Poem by Wallace Stevens

"The Doctor of Geneva" is a poem from Wallace Stevens's first book of poetry, Harmonium (1923). The poem was first published in 1921, so it is free of copyright.

 The doctor of Geneva stamped the sand
 That lay impounding the Pacific swell,
 Patted his stove-pipe hat and tugged his shawl.

 Lacustrine man had never been assailed
 By such long-rolling opulent cataracts,
 Unless Racine or Bossuet held the like.

 He did not quail. A man who used to plumb
 The multifarious heavens felt no awe
 Before these visible, voluble delugings,

 Which yet found means to set his simmering mind
 Spinning and hissing with oracular
 Notations of the wild, the ruinous waste,

 Until the steeples of his city clanked and sprang
 In an unburgherly apocalypse.
 The doctor used his handkerchief and sighed.

==Interpretation==
The doctor of Geneva, perhaps a doctor like John Calvin used to exploring
the depths of religious doctrine, is shaken by his encounter with the
raw power of the Pacific Ocean. A native of Geneva used to its landlocked
lakes, he is also more familiar with Racine's tragedies or Bossuet's
rhetoric than the high-rolling waves that pound the shore where he
stands. Though professing no awe, he finds that his old European mind suffers an
"unburgherly apocalypse" by his encounter with the art of the New
World. Stevens is self-consciously contributing experiments towards a burgeoning
American art that may cause traditionalists to use their handkerchiefs and sigh. Vendler sees this as one of Stevens's major themes.

On this reading the poem bears special comparison to The Paltry Nude Starts on a Spring Voyage and Ploughing on Sunday.

A letter from Stevens to an Austrian visitor to America returning to his home in Vienna, may be compared to the poem.

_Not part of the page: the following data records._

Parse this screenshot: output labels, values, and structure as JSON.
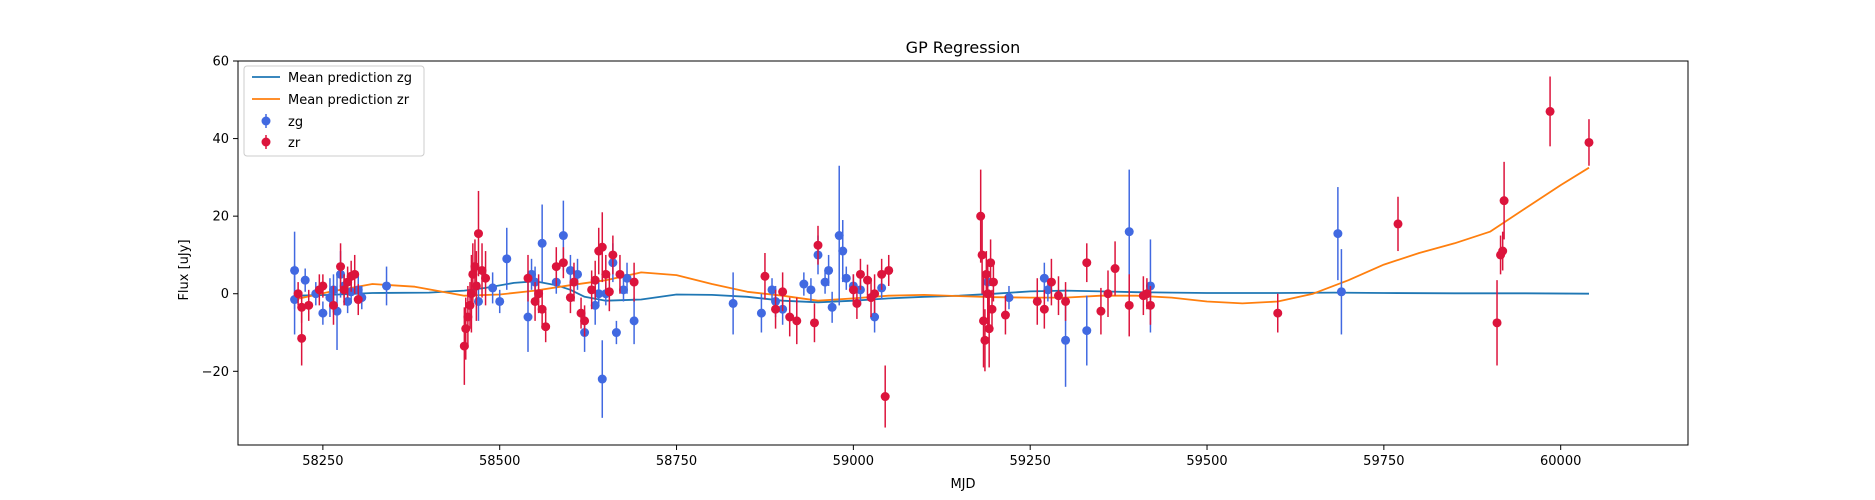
{
  "chart_data": {
    "type": "scatter",
    "title": "GP Regression",
    "xlabel": "MJD",
    "ylabel": "Flux [uJy]",
    "xlim": [
      58130,
      60180
    ],
    "ylim": [
      -39,
      60
    ],
    "xticks": [
      58250,
      58500,
      58750,
      59000,
      59250,
      59500,
      59750,
      60000
    ],
    "yticks": [
      -20,
      0,
      20,
      40,
      60
    ],
    "grid": false,
    "legend_position": "upper-left",
    "legend": [
      "Mean prediction zg",
      "Mean prediction zr",
      "zg",
      "zr"
    ],
    "colors": {
      "mean_zg": "#1f77b4",
      "mean_zr": "#ff7f0e",
      "zg": "#4169e1",
      "zr": "#dc143c"
    },
    "lines": [
      {
        "name": "Mean prediction zg",
        "color": "#1f77b4",
        "x": [
          58210,
          58260,
          58320,
          58400,
          58450,
          58480,
          58520,
          58550,
          58580,
          58600,
          58620,
          58650,
          58700,
          58750,
          58800,
          58850,
          58900,
          58950,
          59000,
          59050,
          59100,
          59150,
          59200,
          59250,
          59300,
          59350,
          59400,
          59450,
          59500,
          59600,
          59680,
          59750,
          59850,
          59950,
          60040
        ],
        "y": [
          -0.5,
          -0.3,
          0.2,
          0.3,
          0.8,
          1.5,
          2.8,
          3.2,
          2.2,
          1.0,
          -0.8,
          -1.8,
          -1.5,
          -0.2,
          -0.3,
          -0.8,
          -1.8,
          -2.2,
          -1.8,
          -1.2,
          -0.8,
          -0.5,
          0.0,
          0.6,
          0.8,
          0.6,
          0.4,
          0.3,
          0.2,
          0.2,
          0.3,
          0.2,
          0.1,
          0.1,
          0.0
        ]
      },
      {
        "name": "Mean prediction zr",
        "color": "#ff7f0e",
        "x": [
          58210,
          58260,
          58320,
          58380,
          58450,
          58500,
          58550,
          58600,
          58650,
          58700,
          58750,
          58800,
          58850,
          58900,
          58950,
          59000,
          59050,
          59100,
          59150,
          59200,
          59250,
          59300,
          59350,
          59400,
          59450,
          59500,
          59550,
          59600,
          59650,
          59700,
          59750,
          59800,
          59850,
          59900,
          59950,
          60000,
          60040
        ],
        "y": [
          -1.5,
          0.5,
          2.5,
          1.8,
          -0.5,
          -0.2,
          0.8,
          2.2,
          3.5,
          5.5,
          4.8,
          2.5,
          0.5,
          -0.5,
          -1.8,
          -1.2,
          -0.5,
          -0.3,
          -0.6,
          -0.9,
          -1.0,
          -1.0,
          -0.5,
          -0.5,
          -1.0,
          -2.0,
          -2.5,
          -2.0,
          0.0,
          3.5,
          7.5,
          10.5,
          13.0,
          16.0,
          22.0,
          28.0,
          32.5
        ]
      }
    ],
    "series": [
      {
        "name": "zg",
        "color": "#4169e1",
        "points": [
          [
            58210,
            6,
            10
          ],
          [
            58210,
            -1.5,
            9
          ],
          [
            58225,
            3.5,
            3
          ],
          [
            58240,
            0,
            3
          ],
          [
            58250,
            -5,
            3
          ],
          [
            58260,
            -1,
            5
          ],
          [
            58265,
            1,
            4
          ],
          [
            58270,
            -4.5,
            10
          ],
          [
            58275,
            5,
            6
          ],
          [
            58280,
            2,
            3
          ],
          [
            58285,
            -2,
            3
          ],
          [
            58290,
            0.5,
            3
          ],
          [
            58300,
            1,
            4
          ],
          [
            58305,
            -1,
            3
          ],
          [
            58340,
            2,
            5
          ],
          [
            58470,
            -2,
            5
          ],
          [
            58490,
            1.5,
            4
          ],
          [
            58500,
            -2,
            3
          ],
          [
            58510,
            9,
            8
          ],
          [
            58540,
            -6,
            9
          ],
          [
            58545,
            5,
            4
          ],
          [
            58550,
            3,
            4
          ],
          [
            58560,
            13,
            10
          ],
          [
            58580,
            3,
            3
          ],
          [
            58590,
            15,
            9
          ],
          [
            58600,
            6,
            4
          ],
          [
            58610,
            5,
            4
          ],
          [
            58620,
            -10,
            5
          ],
          [
            58635,
            -3,
            5
          ],
          [
            58640,
            0,
            3
          ],
          [
            58645,
            -22,
            10
          ],
          [
            58650,
            0,
            3
          ],
          [
            58660,
            8,
            5
          ],
          [
            58665,
            -10,
            3
          ],
          [
            58675,
            1,
            3
          ],
          [
            58680,
            4,
            4
          ],
          [
            58690,
            -7,
            6
          ],
          [
            58830,
            -2.5,
            8
          ],
          [
            58870,
            -5,
            5
          ],
          [
            58885,
            1,
            3
          ],
          [
            58890,
            -2,
            4
          ],
          [
            58900,
            -4,
            4
          ],
          [
            58930,
            2.5,
            3
          ],
          [
            58940,
            1,
            3
          ],
          [
            58950,
            10,
            5
          ],
          [
            58960,
            3,
            3
          ],
          [
            58965,
            6,
            4
          ],
          [
            58970,
            -3.5,
            4
          ],
          [
            58980,
            15,
            18
          ],
          [
            58985,
            11,
            8
          ],
          [
            58990,
            4,
            3
          ],
          [
            59000,
            2,
            3
          ],
          [
            59010,
            1,
            4
          ],
          [
            59030,
            -6,
            4
          ],
          [
            59040,
            1.5,
            3
          ],
          [
            59190,
            3,
            3
          ],
          [
            59220,
            -1,
            3
          ],
          [
            59270,
            4,
            4
          ],
          [
            59275,
            1,
            3
          ],
          [
            59300,
            -12,
            12
          ],
          [
            59330,
            -9.5,
            9
          ],
          [
            59390,
            16,
            16
          ],
          [
            59420,
            2,
            12
          ],
          [
            59685,
            15.5,
            12
          ],
          [
            59690,
            0.5,
            11
          ]
        ]
      },
      {
        "name": "zr",
        "color": "#dc143c",
        "points": [
          [
            58215,
            0,
            3
          ],
          [
            58220,
            -11.5,
            7
          ],
          [
            58220,
            -3.5,
            4
          ],
          [
            58230,
            -3,
            4
          ],
          [
            58245,
            1,
            4
          ],
          [
            58250,
            2,
            3
          ],
          [
            58265,
            -3,
            5
          ],
          [
            58275,
            7,
            6
          ],
          [
            58280,
            1,
            4
          ],
          [
            58285,
            3,
            4
          ],
          [
            58290,
            4.5,
            4
          ],
          [
            58295,
            5,
            5
          ],
          [
            58300,
            -1.5,
            4
          ],
          [
            58450,
            -13.5,
            10
          ],
          [
            58452,
            -9,
            8
          ],
          [
            58455,
            -6,
            8
          ],
          [
            58458,
            -3,
            6
          ],
          [
            58460,
            0,
            10
          ],
          [
            58462,
            5,
            8
          ],
          [
            58465,
            7,
            7
          ],
          [
            58467,
            2,
            9
          ],
          [
            58470,
            15.5,
            11
          ],
          [
            58475,
            6,
            7
          ],
          [
            58480,
            4,
            7
          ],
          [
            58540,
            4,
            6
          ],
          [
            58550,
            -2,
            5
          ],
          [
            58555,
            0,
            5
          ],
          [
            58560,
            -4,
            5
          ],
          [
            58565,
            -8.5,
            4
          ],
          [
            58580,
            7,
            5
          ],
          [
            58590,
            8,
            4
          ],
          [
            58600,
            -1,
            4
          ],
          [
            58605,
            3,
            5
          ],
          [
            58615,
            -5,
            4
          ],
          [
            58620,
            -7,
            4
          ],
          [
            58630,
            1,
            5
          ],
          [
            58635,
            3.5,
            5
          ],
          [
            58640,
            11,
            6
          ],
          [
            58645,
            12,
            9
          ],
          [
            58650,
            5,
            5
          ],
          [
            58655,
            0.5,
            5
          ],
          [
            58660,
            10,
            5
          ],
          [
            58670,
            5,
            5
          ],
          [
            58690,
            3,
            5
          ],
          [
            58875,
            4.5,
            6
          ],
          [
            58890,
            -4,
            5
          ],
          [
            58900,
            0.5,
            5
          ],
          [
            58910,
            -6,
            5
          ],
          [
            58920,
            -7,
            6
          ],
          [
            58945,
            -7.5,
            5
          ],
          [
            58950,
            12.5,
            5
          ],
          [
            59000,
            1,
            4
          ],
          [
            59005,
            -2.5,
            4
          ],
          [
            59010,
            5,
            4
          ],
          [
            59020,
            3.5,
            4
          ],
          [
            59025,
            -1,
            5
          ],
          [
            59030,
            0,
            5
          ],
          [
            59040,
            5,
            4
          ],
          [
            59045,
            -26.5,
            8
          ],
          [
            59050,
            6,
            4
          ],
          [
            59180,
            20,
            12
          ],
          [
            59182,
            10,
            10
          ],
          [
            59184,
            -7,
            12
          ],
          [
            59186,
            -12,
            8
          ],
          [
            59188,
            5,
            6
          ],
          [
            59190,
            0,
            8
          ],
          [
            59192,
            -9,
            10
          ],
          [
            59194,
            8,
            6
          ],
          [
            59196,
            -4,
            5
          ],
          [
            59198,
            3,
            5
          ],
          [
            59215,
            -5.5,
            5
          ],
          [
            59260,
            -2,
            6
          ],
          [
            59270,
            -4,
            5
          ],
          [
            59280,
            3,
            6
          ],
          [
            59290,
            -0.5,
            5
          ],
          [
            59300,
            -2,
            5
          ],
          [
            59330,
            8,
            5
          ],
          [
            59350,
            -4.5,
            6
          ],
          [
            59360,
            0,
            6
          ],
          [
            59370,
            6.5,
            7
          ],
          [
            59390,
            -3,
            8
          ],
          [
            59410,
            -0.5,
            5
          ],
          [
            59415,
            0,
            4
          ],
          [
            59420,
            -3,
            5
          ],
          [
            59600,
            -5,
            5
          ],
          [
            59770,
            18,
            7
          ],
          [
            59910,
            -7.5,
            11
          ],
          [
            59915,
            10,
            5
          ],
          [
            59918,
            11,
            5
          ],
          [
            59920,
            24,
            10
          ],
          [
            59985,
            47,
            9
          ],
          [
            60040,
            39,
            6
          ]
        ]
      }
    ]
  }
}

I was tempted to improvise a reply to the question regarding food for the imagination in this country. It is what it is in any country: reality. It is true that reality over here is different from the reality to which you are accustomed. It is also true that it not only changes from place to place, but from time to time and that in every place and at every time the imagination makes its way by reason of it. This is a simple and unrhetorical answer to your question. A man is not bothered by the reality to which he is accustomed, that is to say, in the midst of which he has been born. He may be very much disturbed by reality elsewhere, but even as to that it would be only a question of time. You are just as likely as not when you return to Vienna to be horrified by what you may consider to be extraordinary change or series of changes.